Divergence $\int_{-\pi}^{\pi} |D_n(x)|dx$ for Dirichlet kernel as $n\to\infty$

Question

Let $D_n(x)$ be the Dirichlet kernel defined by $$D_n(x):=\frac{\sin\frac{(2n+1)x}{2}}{2\pi\sin\frac{x}{2}}$$where $D_n(0)$ can be set to $\frac{2n+1}{2\pi}$ if we desire it to be continuous. Another expression for $D_n$ is $$D_n(x)=\frac{1}{\pi}\Bigg(\frac{1}{2}+\sum_{k=1}^n \cos kx \Bigg).$$I read that $\lim_{n\to\infty}\int_{-\pi}^{\pi}|D_n(x)|dx=+\infty$, but I cannot prove it rigourously. How can it be done? Thank you so much!!!

Answer 1

We know the sine rather well, that allows us to transform the integral

$$\int_{-\pi}^\pi \lvert D_n(x)\rvert\,dx$$

into something whose behaviour we can easier recognise. By symmetry, we need only consider the interval $[0,\pi]$. I don't like to type too many fractions either, so make the substitution $y = \frac{x}{2}$. Then we have

$$C_n := \int_{-\pi}^\pi \lvert D_n(x)\rvert\,dx = \frac{2}{\pi}\int_0^{\pi/2} \frac{\lvert\sin ((2n+1)y)\rvert}{\sin y}\,dy.$$

We can better analyse the behaviour if we get rid of the sine in the denominator. Replacing $\sin y$ with $y$ doesn't change much near $0$, where the most interesting things happen, so let's write

$$\frac{\pi}{2} C_n = \underbrace{\int_0^{\pi/2} \frac{\lvert \sin ((2n+1)y)\rvert}{y}\,dy}_{A_n} + \underbrace{\int_0^{\pi/2} \lvert \sin ((2n+1)y)\rvert \biggl(\frac{1}{\sin y} - \frac{1}{y}\biggr)\,dy}_{B_n}.$$

Since $\frac{1}{\sin y} - \frac{1}{y}$ is analytic in $\{ y : \lvert y\rvert < \pi\}$ and strictly positive on the open interval $(0,\pi)$, $B_n$ is positive and bounded above by $$B := \int_0^{\pi/2} \frac{1}{\sin y} - \frac{1}{y}\,dy.$$

If we care, it is not hard to show that $B_n \to \frac{2}{\pi}B$.

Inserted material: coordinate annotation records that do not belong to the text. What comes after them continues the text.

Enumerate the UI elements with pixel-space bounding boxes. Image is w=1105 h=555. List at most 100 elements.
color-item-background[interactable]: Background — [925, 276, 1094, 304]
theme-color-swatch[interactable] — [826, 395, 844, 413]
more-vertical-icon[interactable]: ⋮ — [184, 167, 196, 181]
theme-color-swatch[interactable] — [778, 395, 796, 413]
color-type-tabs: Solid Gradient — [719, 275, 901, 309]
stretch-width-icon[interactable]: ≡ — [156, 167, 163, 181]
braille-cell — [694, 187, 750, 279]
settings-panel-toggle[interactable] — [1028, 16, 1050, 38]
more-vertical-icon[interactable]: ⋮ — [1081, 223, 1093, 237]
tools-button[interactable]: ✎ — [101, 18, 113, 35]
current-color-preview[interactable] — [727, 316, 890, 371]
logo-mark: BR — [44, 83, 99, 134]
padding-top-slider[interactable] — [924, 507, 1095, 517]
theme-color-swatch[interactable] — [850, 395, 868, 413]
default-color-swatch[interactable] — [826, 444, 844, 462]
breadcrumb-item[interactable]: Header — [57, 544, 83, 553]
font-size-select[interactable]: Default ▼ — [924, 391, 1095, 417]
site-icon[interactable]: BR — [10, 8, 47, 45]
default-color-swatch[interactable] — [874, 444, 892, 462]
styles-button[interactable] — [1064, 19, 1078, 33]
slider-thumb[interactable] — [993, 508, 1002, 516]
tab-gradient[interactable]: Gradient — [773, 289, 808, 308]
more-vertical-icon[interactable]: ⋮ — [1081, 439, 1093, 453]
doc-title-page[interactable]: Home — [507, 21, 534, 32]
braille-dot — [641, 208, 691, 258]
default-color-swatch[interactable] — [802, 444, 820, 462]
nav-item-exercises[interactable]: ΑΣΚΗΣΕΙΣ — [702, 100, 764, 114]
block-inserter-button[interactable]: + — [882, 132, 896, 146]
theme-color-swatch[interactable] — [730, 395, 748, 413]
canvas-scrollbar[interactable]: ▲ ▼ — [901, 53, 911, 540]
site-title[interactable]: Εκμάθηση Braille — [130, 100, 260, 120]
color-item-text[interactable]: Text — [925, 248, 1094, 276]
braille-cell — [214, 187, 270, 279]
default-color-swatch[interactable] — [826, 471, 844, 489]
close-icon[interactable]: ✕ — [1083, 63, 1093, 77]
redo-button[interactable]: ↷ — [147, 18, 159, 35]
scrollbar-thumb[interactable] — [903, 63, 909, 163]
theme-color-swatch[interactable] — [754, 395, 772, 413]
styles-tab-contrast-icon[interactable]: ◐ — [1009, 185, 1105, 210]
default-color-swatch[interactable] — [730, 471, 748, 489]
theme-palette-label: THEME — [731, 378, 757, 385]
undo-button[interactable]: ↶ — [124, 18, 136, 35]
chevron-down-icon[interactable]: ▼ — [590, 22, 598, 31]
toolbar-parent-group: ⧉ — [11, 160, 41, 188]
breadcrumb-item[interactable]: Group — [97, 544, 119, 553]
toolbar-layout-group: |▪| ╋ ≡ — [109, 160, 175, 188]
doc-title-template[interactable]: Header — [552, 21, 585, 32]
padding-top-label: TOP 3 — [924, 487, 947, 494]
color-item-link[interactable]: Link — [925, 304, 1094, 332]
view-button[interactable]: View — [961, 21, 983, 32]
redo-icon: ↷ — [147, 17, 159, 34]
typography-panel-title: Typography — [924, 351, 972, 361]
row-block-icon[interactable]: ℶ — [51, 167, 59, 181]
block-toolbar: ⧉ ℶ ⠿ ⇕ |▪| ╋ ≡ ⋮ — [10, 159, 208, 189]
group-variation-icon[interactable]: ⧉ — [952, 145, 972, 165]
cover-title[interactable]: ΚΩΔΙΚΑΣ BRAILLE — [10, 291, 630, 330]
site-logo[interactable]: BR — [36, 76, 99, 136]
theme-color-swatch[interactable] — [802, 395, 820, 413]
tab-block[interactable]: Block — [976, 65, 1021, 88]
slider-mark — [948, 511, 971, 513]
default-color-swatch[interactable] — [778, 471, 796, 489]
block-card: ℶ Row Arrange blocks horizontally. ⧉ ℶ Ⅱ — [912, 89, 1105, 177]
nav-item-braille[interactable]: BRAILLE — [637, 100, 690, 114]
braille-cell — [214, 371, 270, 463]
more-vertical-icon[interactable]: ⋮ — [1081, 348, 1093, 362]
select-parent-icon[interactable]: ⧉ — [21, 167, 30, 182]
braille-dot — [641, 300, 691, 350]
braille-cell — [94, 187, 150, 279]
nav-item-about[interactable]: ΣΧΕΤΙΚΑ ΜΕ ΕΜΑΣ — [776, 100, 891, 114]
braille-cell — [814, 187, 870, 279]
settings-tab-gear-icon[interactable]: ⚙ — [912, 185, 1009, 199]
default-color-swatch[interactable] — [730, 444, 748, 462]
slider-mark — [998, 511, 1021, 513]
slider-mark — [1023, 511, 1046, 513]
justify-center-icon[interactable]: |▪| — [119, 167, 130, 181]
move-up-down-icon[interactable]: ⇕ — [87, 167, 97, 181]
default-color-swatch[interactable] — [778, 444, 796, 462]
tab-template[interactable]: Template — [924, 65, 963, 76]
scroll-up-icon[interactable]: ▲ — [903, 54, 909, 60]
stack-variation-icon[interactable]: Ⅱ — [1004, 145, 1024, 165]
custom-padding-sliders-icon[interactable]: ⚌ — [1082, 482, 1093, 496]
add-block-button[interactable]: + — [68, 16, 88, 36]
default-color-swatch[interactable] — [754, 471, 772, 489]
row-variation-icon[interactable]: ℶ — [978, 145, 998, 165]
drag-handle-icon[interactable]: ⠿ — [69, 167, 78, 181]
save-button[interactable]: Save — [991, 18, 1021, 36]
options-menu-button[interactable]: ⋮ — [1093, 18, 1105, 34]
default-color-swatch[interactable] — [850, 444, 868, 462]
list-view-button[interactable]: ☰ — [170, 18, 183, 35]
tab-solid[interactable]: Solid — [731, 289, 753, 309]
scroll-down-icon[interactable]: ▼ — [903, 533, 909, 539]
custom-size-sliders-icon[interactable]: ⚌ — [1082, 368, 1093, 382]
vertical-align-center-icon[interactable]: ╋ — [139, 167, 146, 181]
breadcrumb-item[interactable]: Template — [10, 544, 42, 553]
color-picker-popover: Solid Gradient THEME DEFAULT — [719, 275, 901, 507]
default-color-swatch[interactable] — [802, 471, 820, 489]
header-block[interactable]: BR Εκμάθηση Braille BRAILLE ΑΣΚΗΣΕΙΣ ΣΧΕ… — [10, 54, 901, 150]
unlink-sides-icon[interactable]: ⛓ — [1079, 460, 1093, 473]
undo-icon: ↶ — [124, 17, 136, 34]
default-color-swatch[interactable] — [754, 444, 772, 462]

Now we can use that we know the zeros of the sine, and split the integral $A_n$ into parts between the zeros of $\sin ((2n+1)y)$. Let $z_k = \frac{k\pi}{2n+1}$, then

$$A_n = \int_0^{z_1}\frac{\sin ((2n+1)y)}{y}\,dy + \sum_{k=1}^{n-1} \int_{z_{k}}^{z_{k+1}} \frac{\lvert\sin ((2n+1)y)\rvert}{y}\,dy + \int_{z_n}^{\frac{\pi}{2}} \frac{\lvert\sin ((2n+1)y)\rvert}{y}\,dy.$$

We can neglect the last integral, since the denominator is bounded above by $1$ over the whole interval of integration there, and the length of the interval is $\frac{\pi}{2(2n+1)}$, so the contribution of that to $A_n$ is $O(n^{-1})$. The first integral is a constant independent of $n$, substituting $u = (2n+1)y$, we find

$$\int_0^{\frac{\pi}{2n+1}} \frac{\sin ((2n+1)y)}{y}\,dy = \int_0^\pi \frac{\sin u}{u}\,du.$$

We can now estimate

$$\frac{2}{(2n+1)z_{k+1}} < \int_{z_k}^{z_{k+1}} \frac{\lvert \sin ((2n+1)y)\rvert}{y}\,dy < \frac{2}{(2n+1)z_k}$$

using the strict monotonicity of $\frac{1}{y}$ and

$$\int_{z_k}^{z_{k+1}} \lvert \sin ((2n+1)y)\rvert\,dy = \frac{2}{2n+1}.$$

Summation yields

$$\frac{2}{\pi}(H_n - 1) < \sum_{k=1}^{n-1} \int_{z_{k}}^{z_{k+1}} \frac{\lvert\sin ((2n+1)y)\rvert}{y}\,dy < \frac{2}{\pi} H_{n-1}$$

where $H_m = \sum\limits_{k = 1}^m \frac{1}{k}$ is the $m$-th harmonic number. As $H_m = \log m + \gamma + O(m^{-1})$ with the Euler-Mascheroni constant $\gamma$, we altogether obtain $A_n = \dfrac{2}{\pi}\log n + O(1)$, and therefore

$$C_n = \frac{4}{\pi^2}\log n + O(1).$$